Researchers in the US have genetically engineered a way of shortcutting photosynthesis to increase the size of tobacco plants by up to 40%.
They say the development could be applied to increase the yield of other important crops, as a way of boosting food productivity for a growing population in the face of climate change. The research was published today in the journal Science.

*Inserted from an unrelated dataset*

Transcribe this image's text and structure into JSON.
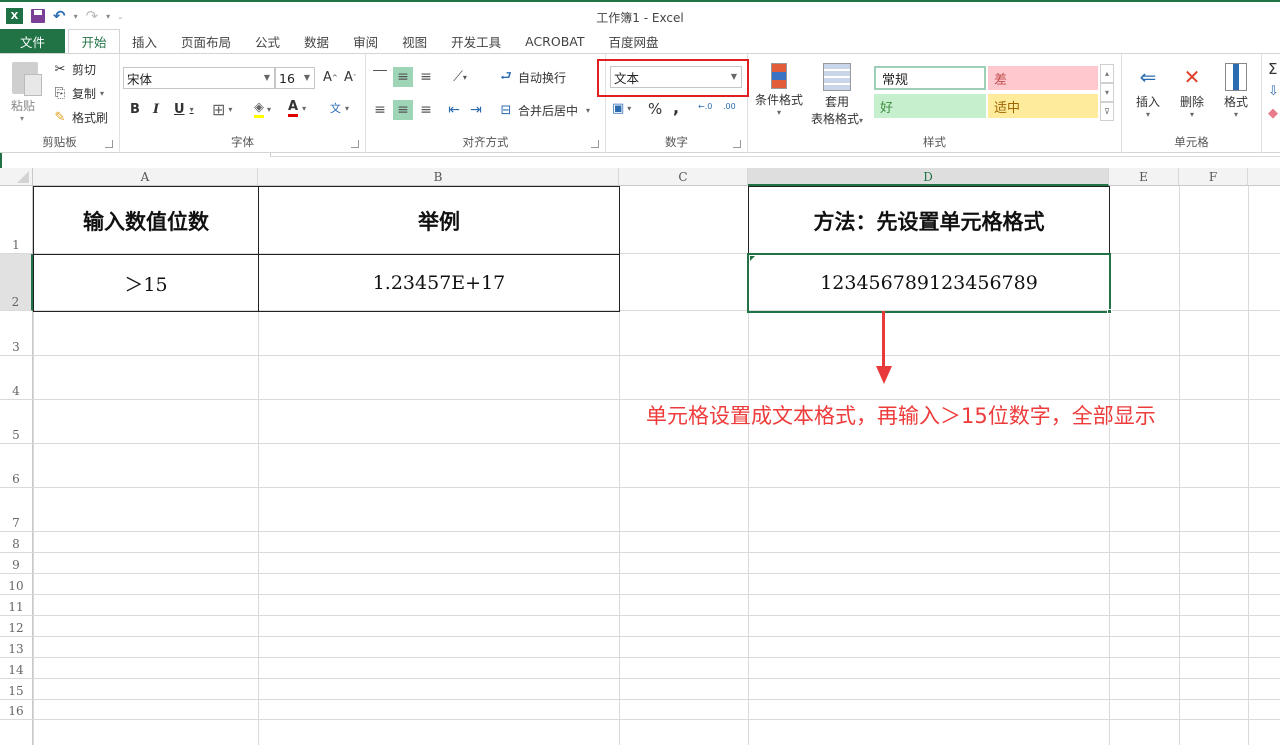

Estimates suggest that, compared with 2005, worldwide demands on the agricultural system will increase by 60 to 120% by the middle of the century. However, crop yields are currently only increasing by less than 2% per year, suggesting there will be a significant shortfall in meeting this demand.
Although the use of pesticides, fertilisers and mechanization have improved yields over recent decades, these approaches are limited in terms of their potential for future growth.
Now, researchers are looking at ways to manipulate the process of photosynthesis as a way of boosting yields.
In photosynthesis, the chemical steps involved in converting carbon dioxide and water into sugar produce toxins that limit a crop’s potential to grow.
The plant recycles these chemicals in a process called photorespiration, but this uses up valuable energy that could otherwise have been used to boost the plant’s growth.
Now, Dr. Paul South from the US Agricultural Research Service and colleagues have found a way around this problem by engineering a way to shortcut this energy-expensive process.
One important holdback is that the photosynthesis glitch becomes more prevalent under the conditions of higher temperature and drought.
Co-author Amanda Cavanagh says: "Our goal is to build better plants that can take the heat today and in the future, to help equip farmers with the technology they need to feed the world.”
The scientists used tobacco plants for their experiment because they are quick and easy to modify, but they hope the approach could be used to significantly boost the yield of other important crops such as wheat, rice, soybean, potato and tomato.
However, the team acknowledges that the controversy surrounding genetic engineering will mean a lengthy review process will be needed to show that crops grown using this technology will be accepted by farmers and consumers.